While it would be difficult to identify any one variable as a distinguishing factor, a hitherto unexplored area in the discussions is the surface on which Indians grow up playing. In most of the European countries tennis is largely played on red clay. As counterintuitive an explanation as it may seem, since clay-court tennis is considered niche, there is growing evidence of its positive role in shaping youngsters’ style of play.
It is worthwhile to note that the current predicament of a lack of top-notch American singles players — for America top-notch means Top-10 — can be traced to the above aspect. Tennis in the United States through the 1990s and early 2000s was dominated by those who were just one serve, one volley or one booming groundstroke away from winning a point. Andre Agassi was perhaps the only exception. But bereft of clay-court play, it put them at a severe disadvantage against the Europeans who were bred on it. It is no surprise that Agassi was the only one among them to win the French Open.

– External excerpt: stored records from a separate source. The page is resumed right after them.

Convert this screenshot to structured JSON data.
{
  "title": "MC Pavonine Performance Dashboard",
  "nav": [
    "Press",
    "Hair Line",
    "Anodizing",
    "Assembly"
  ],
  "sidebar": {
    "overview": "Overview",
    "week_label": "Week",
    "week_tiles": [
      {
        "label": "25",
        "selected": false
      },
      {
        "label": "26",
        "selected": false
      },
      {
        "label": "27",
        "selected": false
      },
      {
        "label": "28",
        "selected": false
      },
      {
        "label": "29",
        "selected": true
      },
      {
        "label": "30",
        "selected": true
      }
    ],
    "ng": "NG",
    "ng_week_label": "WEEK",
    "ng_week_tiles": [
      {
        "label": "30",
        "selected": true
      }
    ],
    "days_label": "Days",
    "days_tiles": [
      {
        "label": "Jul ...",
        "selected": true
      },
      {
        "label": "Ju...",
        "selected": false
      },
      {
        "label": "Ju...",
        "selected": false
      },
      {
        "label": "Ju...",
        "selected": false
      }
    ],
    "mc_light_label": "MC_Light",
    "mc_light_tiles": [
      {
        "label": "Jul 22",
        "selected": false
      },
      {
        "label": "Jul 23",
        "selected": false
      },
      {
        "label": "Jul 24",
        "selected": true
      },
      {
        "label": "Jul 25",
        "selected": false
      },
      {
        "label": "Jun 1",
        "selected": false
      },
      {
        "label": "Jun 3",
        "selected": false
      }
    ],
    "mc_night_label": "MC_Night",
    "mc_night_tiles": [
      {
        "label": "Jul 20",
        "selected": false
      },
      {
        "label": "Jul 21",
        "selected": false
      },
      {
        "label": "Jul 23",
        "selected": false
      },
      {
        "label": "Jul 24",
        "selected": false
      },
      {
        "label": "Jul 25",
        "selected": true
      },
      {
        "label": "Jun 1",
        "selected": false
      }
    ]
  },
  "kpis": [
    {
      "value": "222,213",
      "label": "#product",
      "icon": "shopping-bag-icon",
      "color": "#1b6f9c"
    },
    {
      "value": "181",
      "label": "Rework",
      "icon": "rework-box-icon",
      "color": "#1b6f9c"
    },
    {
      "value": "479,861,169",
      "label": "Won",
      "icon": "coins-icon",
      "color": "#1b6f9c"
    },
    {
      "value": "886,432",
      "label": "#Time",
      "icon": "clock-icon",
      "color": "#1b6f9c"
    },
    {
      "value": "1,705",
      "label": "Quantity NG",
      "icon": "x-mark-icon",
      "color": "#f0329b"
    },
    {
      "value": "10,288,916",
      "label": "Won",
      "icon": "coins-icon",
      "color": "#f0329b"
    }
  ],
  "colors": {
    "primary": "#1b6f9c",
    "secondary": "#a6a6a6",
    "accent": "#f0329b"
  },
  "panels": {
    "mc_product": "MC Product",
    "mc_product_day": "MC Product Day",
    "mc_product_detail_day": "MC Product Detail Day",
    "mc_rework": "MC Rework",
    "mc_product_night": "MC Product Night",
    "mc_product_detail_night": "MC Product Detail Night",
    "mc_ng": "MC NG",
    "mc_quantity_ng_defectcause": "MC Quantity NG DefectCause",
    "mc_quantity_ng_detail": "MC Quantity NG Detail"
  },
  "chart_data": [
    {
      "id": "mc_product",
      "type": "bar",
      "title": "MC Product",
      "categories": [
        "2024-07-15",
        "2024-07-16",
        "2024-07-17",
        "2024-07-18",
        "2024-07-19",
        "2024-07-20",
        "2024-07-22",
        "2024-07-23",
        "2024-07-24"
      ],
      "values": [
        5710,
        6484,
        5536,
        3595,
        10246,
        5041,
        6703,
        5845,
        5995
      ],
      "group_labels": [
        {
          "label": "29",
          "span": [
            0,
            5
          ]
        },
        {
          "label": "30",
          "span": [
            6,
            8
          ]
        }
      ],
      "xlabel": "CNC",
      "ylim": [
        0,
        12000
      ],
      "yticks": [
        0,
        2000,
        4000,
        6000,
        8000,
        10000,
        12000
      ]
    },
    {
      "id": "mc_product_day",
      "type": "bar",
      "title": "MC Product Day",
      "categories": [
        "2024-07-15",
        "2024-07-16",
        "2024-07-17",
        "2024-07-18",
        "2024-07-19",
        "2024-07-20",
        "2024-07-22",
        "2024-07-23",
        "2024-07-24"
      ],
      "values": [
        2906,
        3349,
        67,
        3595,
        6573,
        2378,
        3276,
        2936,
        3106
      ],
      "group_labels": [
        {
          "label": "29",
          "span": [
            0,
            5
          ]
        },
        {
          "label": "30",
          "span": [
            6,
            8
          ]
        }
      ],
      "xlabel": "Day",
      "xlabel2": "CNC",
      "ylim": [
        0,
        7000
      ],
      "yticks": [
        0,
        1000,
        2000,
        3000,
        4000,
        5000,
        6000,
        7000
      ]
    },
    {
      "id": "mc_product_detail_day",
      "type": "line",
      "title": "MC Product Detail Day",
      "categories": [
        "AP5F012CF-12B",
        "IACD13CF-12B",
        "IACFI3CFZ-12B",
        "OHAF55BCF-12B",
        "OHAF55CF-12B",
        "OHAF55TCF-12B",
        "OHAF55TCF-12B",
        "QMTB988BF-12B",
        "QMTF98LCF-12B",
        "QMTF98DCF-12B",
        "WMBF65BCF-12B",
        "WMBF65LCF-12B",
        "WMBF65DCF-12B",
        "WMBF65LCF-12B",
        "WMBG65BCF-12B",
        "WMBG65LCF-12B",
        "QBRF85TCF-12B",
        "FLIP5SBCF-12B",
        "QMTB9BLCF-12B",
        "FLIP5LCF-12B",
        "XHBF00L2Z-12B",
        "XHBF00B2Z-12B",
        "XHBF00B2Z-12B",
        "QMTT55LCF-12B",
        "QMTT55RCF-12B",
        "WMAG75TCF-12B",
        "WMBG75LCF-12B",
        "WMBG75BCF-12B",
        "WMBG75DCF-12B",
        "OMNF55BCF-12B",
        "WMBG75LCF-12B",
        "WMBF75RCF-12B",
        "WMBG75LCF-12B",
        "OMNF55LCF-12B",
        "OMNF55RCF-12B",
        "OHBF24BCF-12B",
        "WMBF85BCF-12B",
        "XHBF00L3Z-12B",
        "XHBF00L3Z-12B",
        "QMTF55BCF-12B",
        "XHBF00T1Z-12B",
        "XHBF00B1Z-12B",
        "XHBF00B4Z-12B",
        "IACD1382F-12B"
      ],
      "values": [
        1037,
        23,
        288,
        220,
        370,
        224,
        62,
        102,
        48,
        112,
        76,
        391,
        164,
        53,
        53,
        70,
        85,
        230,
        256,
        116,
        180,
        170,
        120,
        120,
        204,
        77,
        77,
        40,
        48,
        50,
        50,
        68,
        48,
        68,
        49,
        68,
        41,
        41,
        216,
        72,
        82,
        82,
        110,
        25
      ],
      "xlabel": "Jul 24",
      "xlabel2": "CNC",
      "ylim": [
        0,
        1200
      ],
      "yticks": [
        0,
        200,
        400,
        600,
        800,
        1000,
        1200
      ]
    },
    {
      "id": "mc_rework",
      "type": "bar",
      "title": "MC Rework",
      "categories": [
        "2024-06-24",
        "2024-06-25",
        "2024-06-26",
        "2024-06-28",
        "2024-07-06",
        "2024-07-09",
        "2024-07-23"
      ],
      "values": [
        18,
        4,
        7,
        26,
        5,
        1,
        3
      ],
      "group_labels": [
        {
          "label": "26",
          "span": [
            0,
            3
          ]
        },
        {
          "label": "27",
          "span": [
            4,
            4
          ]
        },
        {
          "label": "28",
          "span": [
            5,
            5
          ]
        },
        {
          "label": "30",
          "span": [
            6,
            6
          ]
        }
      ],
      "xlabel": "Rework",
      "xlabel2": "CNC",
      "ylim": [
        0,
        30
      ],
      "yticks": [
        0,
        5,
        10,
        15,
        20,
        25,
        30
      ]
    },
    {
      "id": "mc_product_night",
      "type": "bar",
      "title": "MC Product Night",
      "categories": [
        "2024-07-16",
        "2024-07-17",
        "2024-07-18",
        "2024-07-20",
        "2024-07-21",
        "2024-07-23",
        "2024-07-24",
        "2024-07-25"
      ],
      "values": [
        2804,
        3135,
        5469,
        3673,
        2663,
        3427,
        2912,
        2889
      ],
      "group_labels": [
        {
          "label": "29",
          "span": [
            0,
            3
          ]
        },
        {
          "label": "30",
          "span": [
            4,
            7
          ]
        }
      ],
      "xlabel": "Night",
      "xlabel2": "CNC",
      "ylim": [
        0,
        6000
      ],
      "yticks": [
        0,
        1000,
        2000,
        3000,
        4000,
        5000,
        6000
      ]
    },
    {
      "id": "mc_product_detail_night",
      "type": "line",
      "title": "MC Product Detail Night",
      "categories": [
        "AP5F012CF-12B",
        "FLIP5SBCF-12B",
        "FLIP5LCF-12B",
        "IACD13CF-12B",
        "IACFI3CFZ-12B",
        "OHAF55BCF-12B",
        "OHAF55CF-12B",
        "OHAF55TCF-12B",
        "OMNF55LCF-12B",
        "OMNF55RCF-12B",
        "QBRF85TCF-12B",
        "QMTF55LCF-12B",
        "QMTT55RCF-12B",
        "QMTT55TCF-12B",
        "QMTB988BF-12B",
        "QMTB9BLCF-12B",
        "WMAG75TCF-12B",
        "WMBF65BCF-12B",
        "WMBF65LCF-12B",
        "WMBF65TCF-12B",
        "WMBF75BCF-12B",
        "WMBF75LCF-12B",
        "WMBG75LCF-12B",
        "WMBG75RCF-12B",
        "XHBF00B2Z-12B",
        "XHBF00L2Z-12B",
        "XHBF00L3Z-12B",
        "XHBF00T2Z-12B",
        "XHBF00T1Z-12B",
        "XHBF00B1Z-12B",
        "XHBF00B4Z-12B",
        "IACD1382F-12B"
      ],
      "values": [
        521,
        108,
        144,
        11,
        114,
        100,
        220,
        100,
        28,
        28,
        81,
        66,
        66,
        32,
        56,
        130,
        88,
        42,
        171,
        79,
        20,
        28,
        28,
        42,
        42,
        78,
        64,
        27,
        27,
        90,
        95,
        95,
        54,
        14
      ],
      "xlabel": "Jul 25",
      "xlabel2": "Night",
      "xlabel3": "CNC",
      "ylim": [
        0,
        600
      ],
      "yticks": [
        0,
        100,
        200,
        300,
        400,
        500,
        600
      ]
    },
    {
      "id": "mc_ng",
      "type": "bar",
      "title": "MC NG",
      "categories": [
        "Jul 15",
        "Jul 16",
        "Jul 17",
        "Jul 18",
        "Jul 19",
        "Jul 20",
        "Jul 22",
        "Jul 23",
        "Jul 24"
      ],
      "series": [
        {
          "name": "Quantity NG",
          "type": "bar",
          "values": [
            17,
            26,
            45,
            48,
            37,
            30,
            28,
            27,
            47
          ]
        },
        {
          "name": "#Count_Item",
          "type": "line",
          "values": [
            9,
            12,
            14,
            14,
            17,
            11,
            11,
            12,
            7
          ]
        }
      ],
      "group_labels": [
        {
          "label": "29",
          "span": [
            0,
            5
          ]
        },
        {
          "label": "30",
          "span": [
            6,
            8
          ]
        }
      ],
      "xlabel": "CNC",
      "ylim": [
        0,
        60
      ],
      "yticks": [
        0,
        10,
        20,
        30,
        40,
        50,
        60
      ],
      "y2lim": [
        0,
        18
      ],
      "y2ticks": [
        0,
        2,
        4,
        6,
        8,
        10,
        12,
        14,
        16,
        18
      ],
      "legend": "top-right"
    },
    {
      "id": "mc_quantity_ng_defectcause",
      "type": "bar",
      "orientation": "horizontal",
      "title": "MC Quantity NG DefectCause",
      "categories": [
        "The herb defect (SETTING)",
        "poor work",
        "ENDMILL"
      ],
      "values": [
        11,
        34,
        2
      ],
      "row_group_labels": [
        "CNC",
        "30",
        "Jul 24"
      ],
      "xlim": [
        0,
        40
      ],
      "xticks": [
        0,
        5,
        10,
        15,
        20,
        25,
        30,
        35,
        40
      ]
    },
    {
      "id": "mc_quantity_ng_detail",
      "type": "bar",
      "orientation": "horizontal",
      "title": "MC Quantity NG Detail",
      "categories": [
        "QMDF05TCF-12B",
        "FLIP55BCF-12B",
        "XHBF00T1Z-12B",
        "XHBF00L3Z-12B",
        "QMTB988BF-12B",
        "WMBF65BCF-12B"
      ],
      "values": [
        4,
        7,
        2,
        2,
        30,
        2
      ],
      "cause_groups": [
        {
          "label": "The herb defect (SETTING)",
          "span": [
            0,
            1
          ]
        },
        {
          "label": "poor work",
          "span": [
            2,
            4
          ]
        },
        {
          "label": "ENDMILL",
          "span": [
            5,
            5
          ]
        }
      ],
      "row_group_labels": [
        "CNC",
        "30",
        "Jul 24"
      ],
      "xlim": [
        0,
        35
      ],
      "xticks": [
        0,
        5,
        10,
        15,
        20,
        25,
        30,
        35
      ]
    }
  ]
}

No doubt the courts are more homogenous now than ever before and we no longer see “experts” like we did before the turn of the millennium. But it cannot be denied that the games of this era of players are better rounded and better equipped to excel across surfaces. Stan Wawrinka’s first notable success was not on a hard court, but on clay when he won the junior French Open in 2003.
“For those aged 12 to 15, clay is the ultimate surface,” explains Zeeshan. “Those who play on clay are fitter and stronger. It trains you for the physical rigour. It also does a lot in shaping the mental side of the game. It teaches you how to construct a point. It teaches you how to hit 12 balls to win a point.
“The clay we have in India is a mix of mud and sand. I would say that the speed of clay here is faster than a hard court abroad. It’s like a hard court sprinkled with sand. So we have to rely on playing on sub-standard clay courts. Then they (players) go abroad and see the clay courts there and find something entirely different.”
For a start, however, India needs to relinquish its doubles fetish. It’s true that from Leander Paes to Rohan Bopanna to Jeevan Nedunchezhiyan, all have given up their singles careers in search of success on the doubles tour. But it’s difficult to begrudge the players as it is matter of livelihood for many. The reforms are needed at the roots wherein a player picking up the sport should feel confident of his staying power to continue playing singles.
“It does cross your mind,” said the 29-year-old Myneni when asked if he would consider shifting to doubles later. “If you aren’t moving up in singles, it does appeal. But it hasn’t crossed my mind thus far. I enjoy playing both and my goal is now to crack the Top-100 in singles.”
Indian tennis cannot afford to lose more.